Oggi siamo chiamati a lottare tenacemente contro il virus dell’individualismo che mina nel profondo la nostra società e a tenere viva la nostra tradizione — anche negli elementi più semplici, come il presepe —, ma anche a ravvivarla di continuo, senza avere paura del futuro, perché non dobbiamo mai dimenticarci che è sempre il Signore che guida la storia. Saper leggere i segni dei tempi, quindi, presuppone due cose fondamentali: discernimento e conversione. Queste devono essere le nostre bussole per vivificare la nostra grandissima tradizione e per poter affrontare, senza timore, il futuro che ci aspetta.
Il nostro paese sembra navigare a vista, preso in una crisi economica che non accennaa diminuire. Cosa chiede a chi ci governa?
Un pastore ovviamente non si occupa di politica — a ciascuno il suo! — però mi sento di poter fare una preghiera a chi ci governa. Questo Paese ha estremo bisogno di avere in fretta delle risposte concrete alla domande di aiuto che sorgono dal basso. Nel mio piccolo io mi trovo, quotidianamente, ad ascoltare le inquietudini e le sofferenze delle famiglie. Ci sono intere fasce di italiani che stanno perdendo non solo un’occupazione ma la speranza di vivere! Direi, quindi, che la prima cosa che mi sento di chiedere è l’unità di intenti da parte della classe dirigente del Paese. Oggi non servono litigi o scorciatoie. Servono persone di buona volontà, di ogni colore politico, che abbiano a cuore i destini di un popolo che sta soffrendo e che non riesce a risollevarsi. Le priorità irrinunciabili sono il lavoro e la famiglia. Bisogna dare uno sguardo speciale ai giovani, alle famiglie e alle giovani coppie. Sono loro la parte dinamica e produttiva del Paese. E infine, occorre concentrare il nostro sguardo all’immigrazione e al rispetto per la dignità umana in ogni momento dell’esistenza.

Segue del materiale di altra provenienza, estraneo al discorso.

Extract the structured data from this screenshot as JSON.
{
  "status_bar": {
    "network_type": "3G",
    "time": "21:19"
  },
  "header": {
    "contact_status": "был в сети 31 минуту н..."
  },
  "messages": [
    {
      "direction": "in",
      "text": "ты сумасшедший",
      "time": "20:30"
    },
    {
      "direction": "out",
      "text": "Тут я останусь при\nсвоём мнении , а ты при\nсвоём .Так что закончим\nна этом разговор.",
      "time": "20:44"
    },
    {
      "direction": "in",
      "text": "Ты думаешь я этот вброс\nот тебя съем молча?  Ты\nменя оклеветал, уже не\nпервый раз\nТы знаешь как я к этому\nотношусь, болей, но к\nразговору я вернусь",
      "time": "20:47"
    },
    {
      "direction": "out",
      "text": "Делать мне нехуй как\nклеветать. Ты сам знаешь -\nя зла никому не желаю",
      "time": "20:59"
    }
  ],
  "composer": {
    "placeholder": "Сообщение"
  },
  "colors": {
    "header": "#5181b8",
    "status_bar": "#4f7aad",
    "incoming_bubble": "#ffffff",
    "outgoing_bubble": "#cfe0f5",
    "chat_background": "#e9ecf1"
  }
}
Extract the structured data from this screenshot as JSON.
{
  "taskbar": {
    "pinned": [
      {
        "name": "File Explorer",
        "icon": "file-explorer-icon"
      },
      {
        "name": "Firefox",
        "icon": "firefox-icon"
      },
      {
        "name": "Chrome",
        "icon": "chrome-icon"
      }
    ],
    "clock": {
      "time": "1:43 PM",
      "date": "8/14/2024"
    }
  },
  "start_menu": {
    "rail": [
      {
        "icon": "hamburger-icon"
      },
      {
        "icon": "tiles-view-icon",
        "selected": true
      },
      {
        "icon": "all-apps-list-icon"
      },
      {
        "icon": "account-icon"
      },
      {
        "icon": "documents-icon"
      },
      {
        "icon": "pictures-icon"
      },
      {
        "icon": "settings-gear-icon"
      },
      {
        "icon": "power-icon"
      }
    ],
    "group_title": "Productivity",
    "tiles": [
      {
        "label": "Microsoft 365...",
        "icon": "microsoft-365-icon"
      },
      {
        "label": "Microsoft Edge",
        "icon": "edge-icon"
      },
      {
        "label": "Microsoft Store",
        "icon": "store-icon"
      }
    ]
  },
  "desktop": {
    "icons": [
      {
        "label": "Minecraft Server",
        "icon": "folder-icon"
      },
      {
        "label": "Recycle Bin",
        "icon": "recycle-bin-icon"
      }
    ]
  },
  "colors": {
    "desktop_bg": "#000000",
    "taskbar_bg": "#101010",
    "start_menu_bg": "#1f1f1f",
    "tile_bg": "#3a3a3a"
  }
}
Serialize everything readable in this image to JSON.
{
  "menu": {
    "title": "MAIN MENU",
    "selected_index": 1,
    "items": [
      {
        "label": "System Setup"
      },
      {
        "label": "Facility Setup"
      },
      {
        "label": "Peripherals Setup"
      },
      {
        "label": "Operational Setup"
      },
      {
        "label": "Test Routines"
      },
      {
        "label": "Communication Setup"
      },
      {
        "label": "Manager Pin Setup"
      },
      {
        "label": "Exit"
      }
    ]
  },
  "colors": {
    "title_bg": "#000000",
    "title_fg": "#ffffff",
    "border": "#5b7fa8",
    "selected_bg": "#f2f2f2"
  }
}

Lei, in questo natale, per che cosa prega? Che cosa chiede?
La preghiera più sentita è per la pace. Pace nei nostri cuori. Pace nelle nostre famiglie. Pace nei luoghi di lavoro. Pace in quei luoghi del mondo dove si combattono delle guerre atroci e dove le persone, solo per un motivo di fede, subiscono soprusi o vessazioni inaudite. Pace per tutti i cristiani perseguitati, pace per tutti quei rifugiati e migranti che trovano la morte sulle carrette del mare. Pace per tutte quelle donne e quegli uomini che vengono venduti in un’orribile tratta degli schiavi. Come cento anni fa, quando si svolse quella miracolosa tregua di Natale, durante la prima guerra mondiale – come ho scritto su L’Osservatore Romano – sarebbe bello che oggi, almeno il giorno di Natale, avvenga la stessa tregua dai conflitti. E poi auguriamoci che sia Natale in ogni giorno dell’anno.